There was an outgoing girl in high school who lived a few blocks from the-not-outgoing-me. She decided I would be her friend, so that was that. We would walk, rollerskate, and bike all over the city. We were good friends, but after school we went our different ways. She went off to university and moved away and I went off to work. The last time I saw or spoke to her was at my wedding.
I read an announcement in the paper a few years later that she was marrying. Later still, there was a birth announcement for a son. Sometime after these events, I dreamed about her. It was one of "those" dreams--more like a visit with her. She no longer had a husband or son. The years went by and her father's obituary was in the paper. It confused me. She had a brother, who I believed had two children, but the obit mentioned only one grandchild, with the family's last name. I was convinced that my friend's baby had died.
More years went by and one day I typed her name into Google and there she was. I e-mailed and we've been corresponding ever since. Of course, I asked her to tell me about her life. When she wrote back to say that she lived with her aged mother and son, my jaw dropped. The feeling is hard to explain--it's as if he had come back from the dead, in my mind. I was so surprised and relieved. Her husband had left her while she was still pregnant, and the baby had been born very ill, with some of his internal organs in the wrong place. He had had surgeries as a newborn and it wasn't certain that he would survive. He's now 28 and has had a heart attack and has severe, chronic anxiety and depression, at times suicidal. His life and activities are curtailed. He's never had a job, doesn't seem to have friends, and just doesn't function well in this world.

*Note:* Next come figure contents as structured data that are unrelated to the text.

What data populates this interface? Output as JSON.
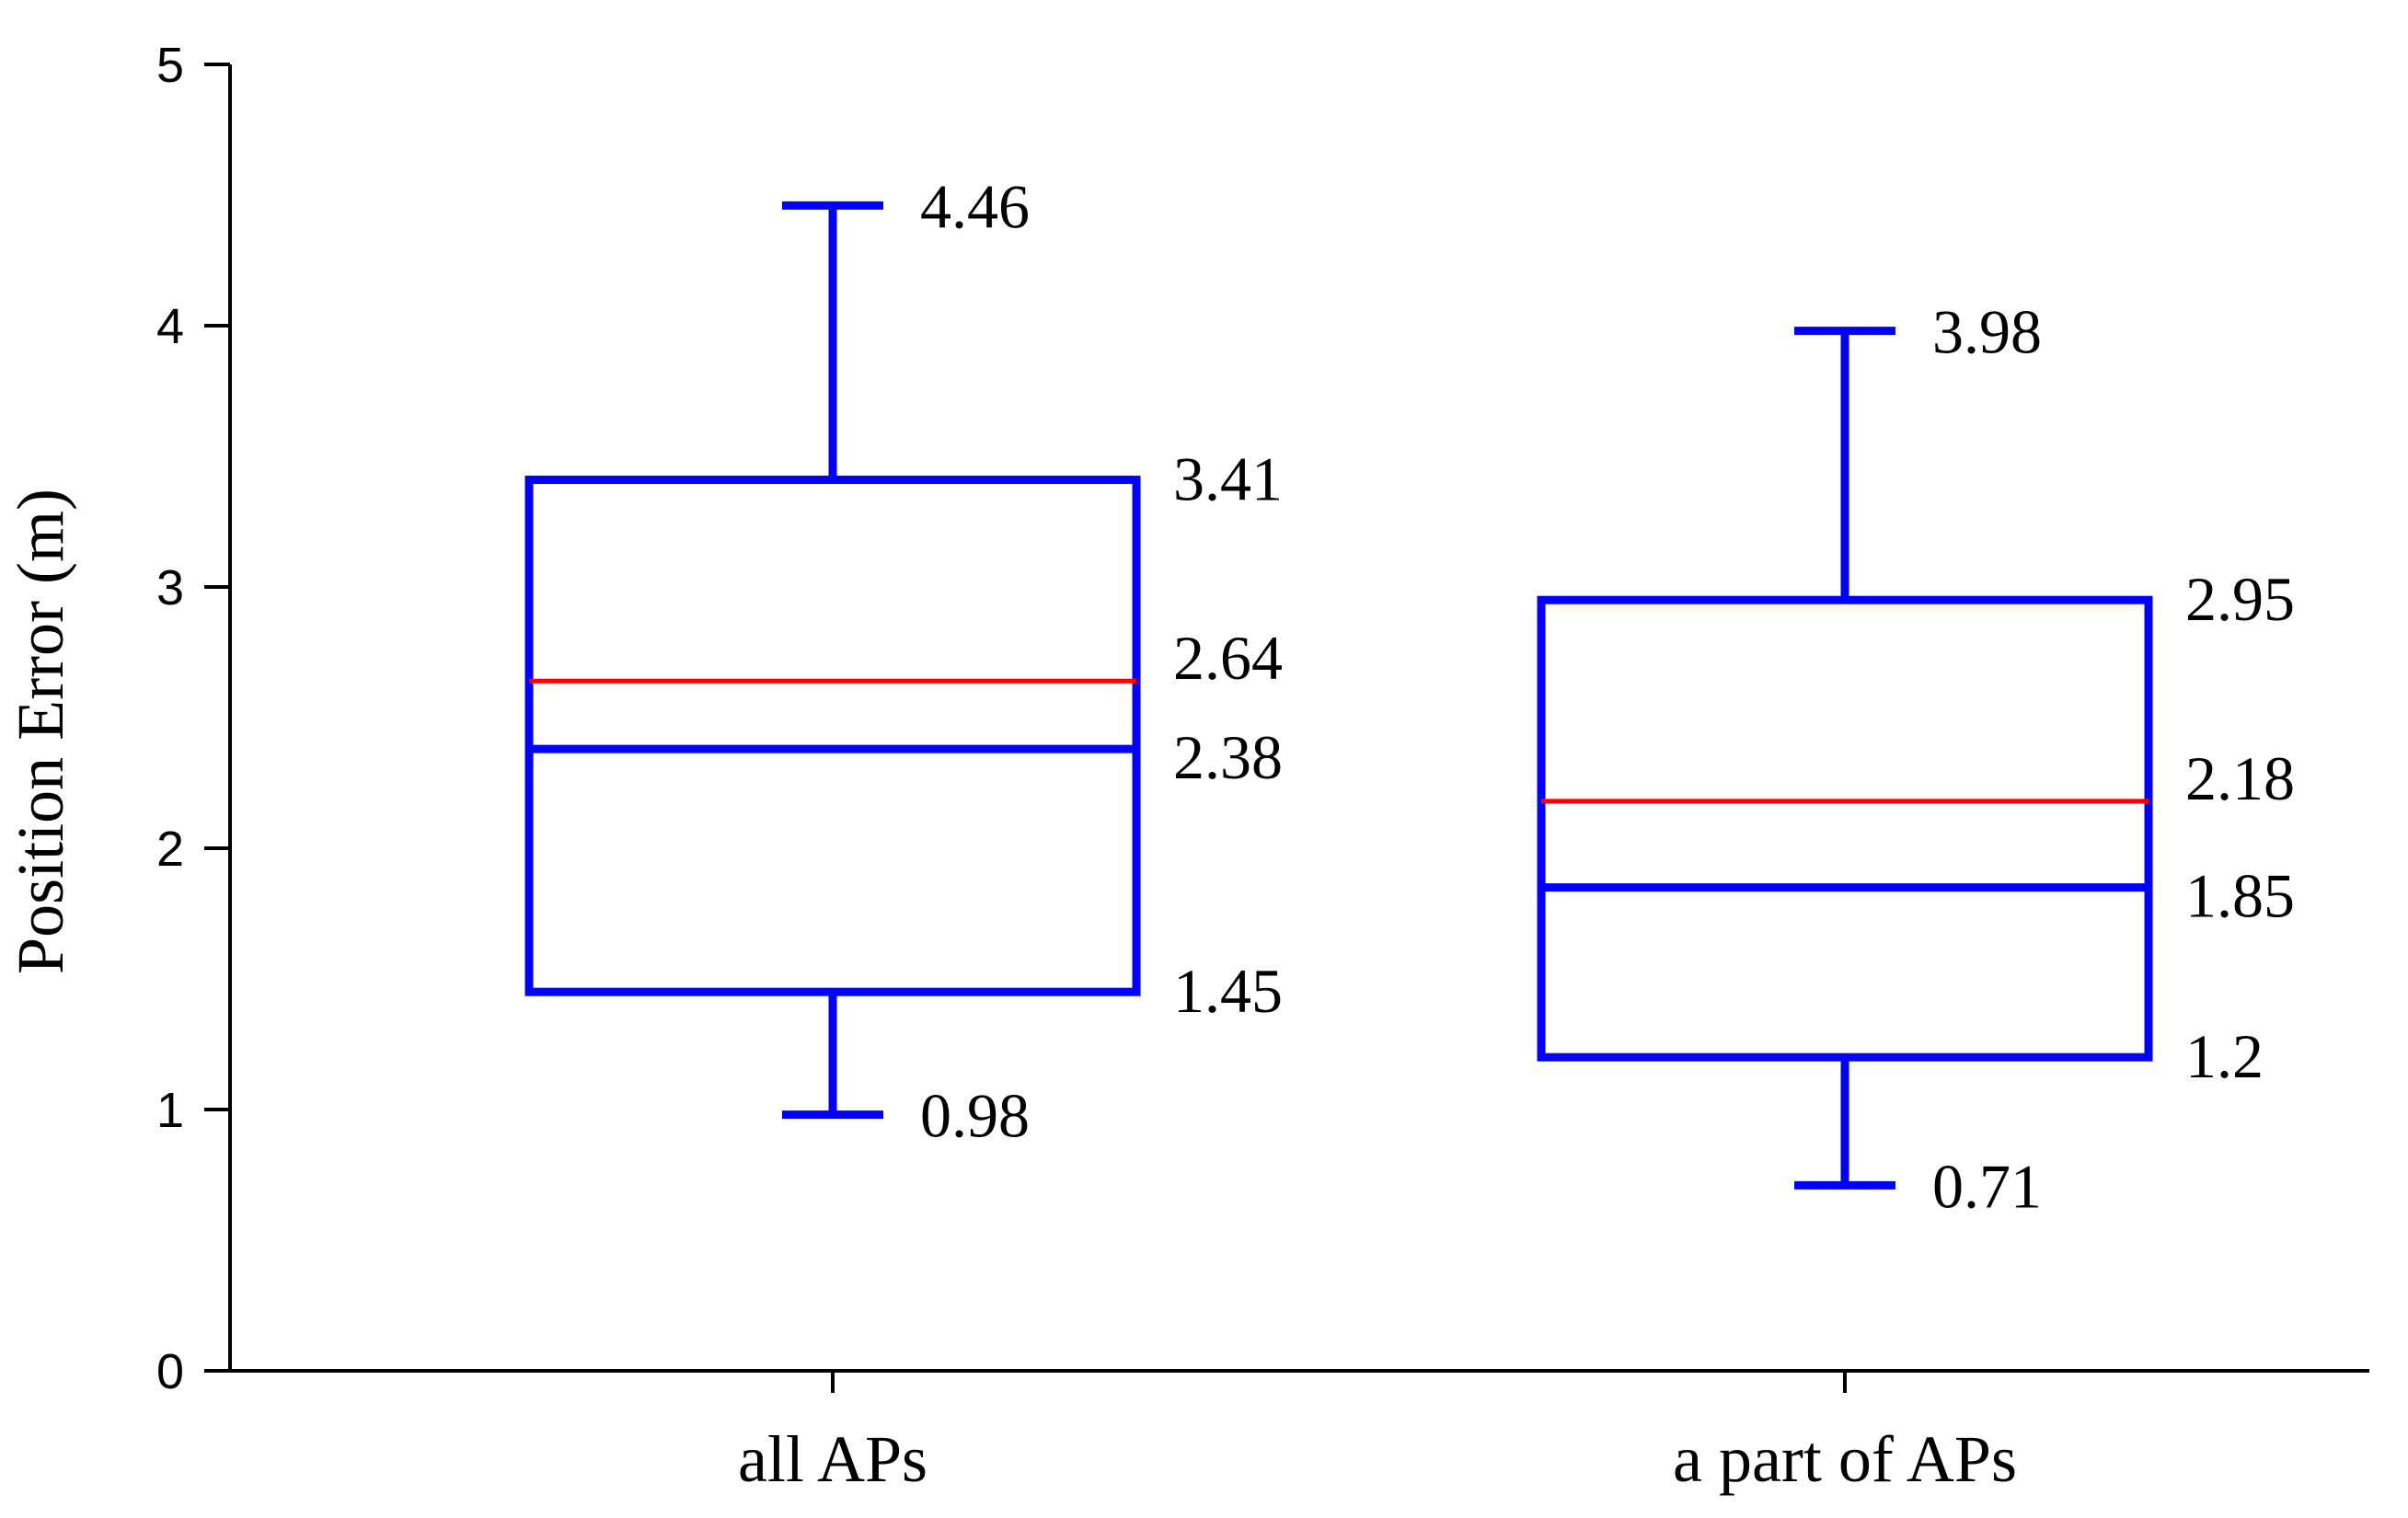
{
  "chart_data": {
    "type": "box",
    "title": "",
    "xlabel": "",
    "ylabel": "Position Error (m)",
    "ylim": [
      0,
      5
    ],
    "yticks": [
      0,
      1,
      2,
      3,
      4,
      5
    ],
    "grid": false,
    "legend": "none",
    "categories": [
      "all APs",
      "a part of APs"
    ],
    "boxes": [
      {
        "category": "all APs",
        "whisker_high": 4.46,
        "q3": 3.41,
        "mean": 2.64,
        "median": 2.38,
        "q1": 1.45,
        "whisker_low": 0.98,
        "labels": {
          "whisker_high": "4.46",
          "q3": "3.41",
          "mean": "2.64",
          "median": "2.38",
          "q1": "1.45",
          "whisker_low": "0.98"
        }
      },
      {
        "category": "a part of APs",
        "whisker_high": 3.98,
        "q3": 2.95,
        "mean": 2.18,
        "median": 1.85,
        "q1": 1.2,
        "whisker_low": 0.71,
        "labels": {
          "whisker_high": "3.98",
          "q3": "2.95",
          "mean": "2.18",
          "median": "1.85",
          "q1": "1.2",
          "whisker_low": "0.71"
        }
      }
    ],
    "colors": {
      "box": "#0000ff",
      "mean_line": "#ff0000",
      "axis": "#000000"
    }
  }
}
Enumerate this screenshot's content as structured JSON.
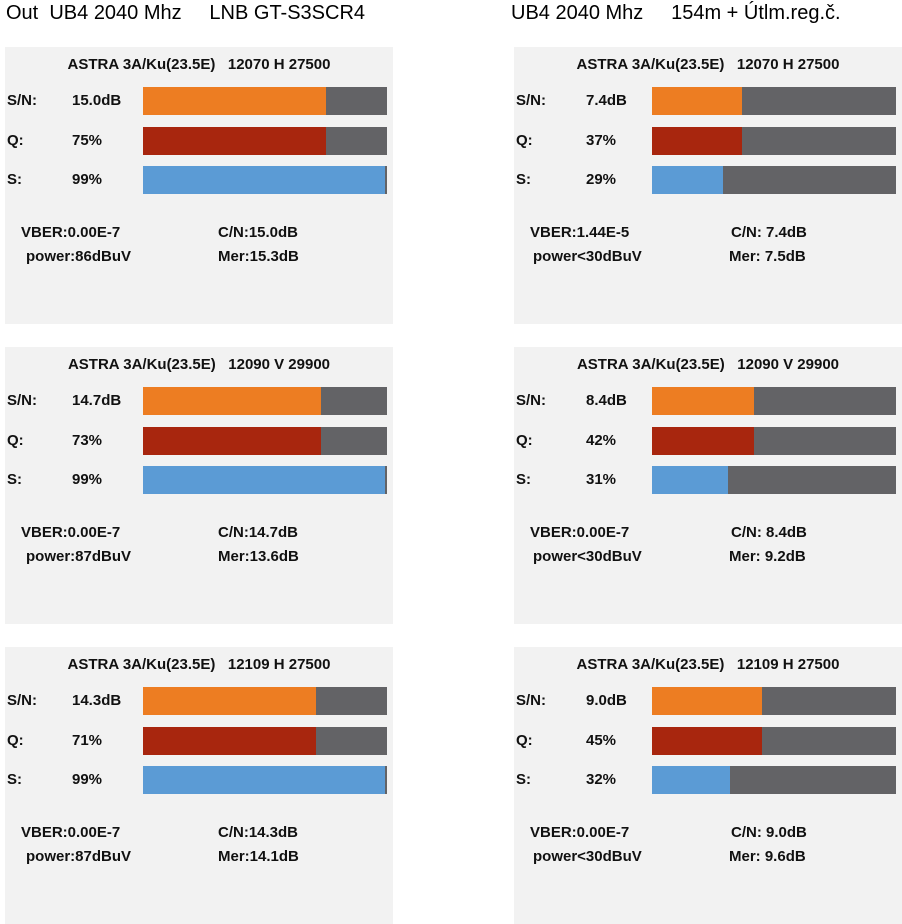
{
  "header": {
    "left": "Out  UB4 2040 Mhz     LNB GT-S3SCR4",
    "right": "UB4 2040 Mhz     154m + Útlm.reg.č."
  },
  "row_labels": [
    "S/N:",
    "Q:",
    "S:"
  ],
  "panels": [
    {
      "title": "ASTRA 3A/Ku(23.5E)   12070 H 27500",
      "sn": "15.0dB",
      "quality": {
        "value": 75,
        "label": "75%"
      },
      "strength": {
        "value": 99,
        "label": "99%"
      },
      "vber": "VBER:0.00E-7",
      "cn": "C/N:15.0dB",
      "power": "power:86dBuV",
      "mer": "Mer:15.3dB"
    },
    {
      "title": "ASTRA 3A/Ku(23.5E)   12070 H 27500",
      "sn": "7.4dB",
      "quality": {
        "value": 37,
        "label": "37%"
      },
      "strength": {
        "value": 29,
        "label": "29%"
      },
      "vber": "VBER:1.44E-5",
      "cn": "C/N: 7.4dB",
      "power": "power<30dBuV",
      "mer": "Mer: 7.5dB"
    },
    {
      "title": "ASTRA 3A/Ku(23.5E)   12090 V 29900",
      "sn": "14.7dB",
      "quality": {
        "value": 73,
        "label": "73%"
      },
      "strength": {
        "value": 99,
        "label": "99%"
      },
      "vber": "VBER:0.00E-7",
      "cn": "C/N:14.7dB",
      "power": "power:87dBuV",
      "mer": "Mer:13.6dB"
    },
    {
      "title": "ASTRA 3A/Ku(23.5E)   12090 V 29900",
      "sn": "8.4dB",
      "quality": {
        "value": 42,
        "label": "42%"
      },
      "strength": {
        "value": 31,
        "label": "31%"
      },
      "vber": "VBER:0.00E-7",
      "cn": "C/N: 8.4dB",
      "power": "power<30dBuV",
      "mer": "Mer: 9.2dB"
    },
    {
      "title": "ASTRA 3A/Ku(23.5E)   12109 H 27500",
      "sn": "14.3dB",
      "quality": {
        "value": 71,
        "label": "71%"
      },
      "strength": {
        "value": 99,
        "label": "99%"
      },
      "vber": "VBER:0.00E-7",
      "cn": "C/N:14.3dB",
      "power": "power:87dBuV",
      "mer": "Mer:14.1dB"
    },
    {
      "title": "ASTRA 3A/Ku(23.5E)   12109 H 27500",
      "sn": "9.0dB",
      "quality": {
        "value": 45,
        "label": "45%"
      },
      "strength": {
        "value": 32,
        "label": "32%"
      },
      "vber": "VBER:0.00E-7",
      "cn": "C/N: 9.0dB",
      "power": "power<30dBuV",
      "mer": "Mer: 9.6dB"
    }
  ]
}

I got it into my head that this soul never meant to survive infancy. There are entities who choose to experience fetal development, birth, early childhood, etc., but don't intend to stick around long--for their own reasons. I figure the plan changed and he stayed for his mother's sake, but has been an unhappy misfit ever since.
Maybe I'm way off base, but I can count on two fingers the number of psychic dreams I've had and that was one of them.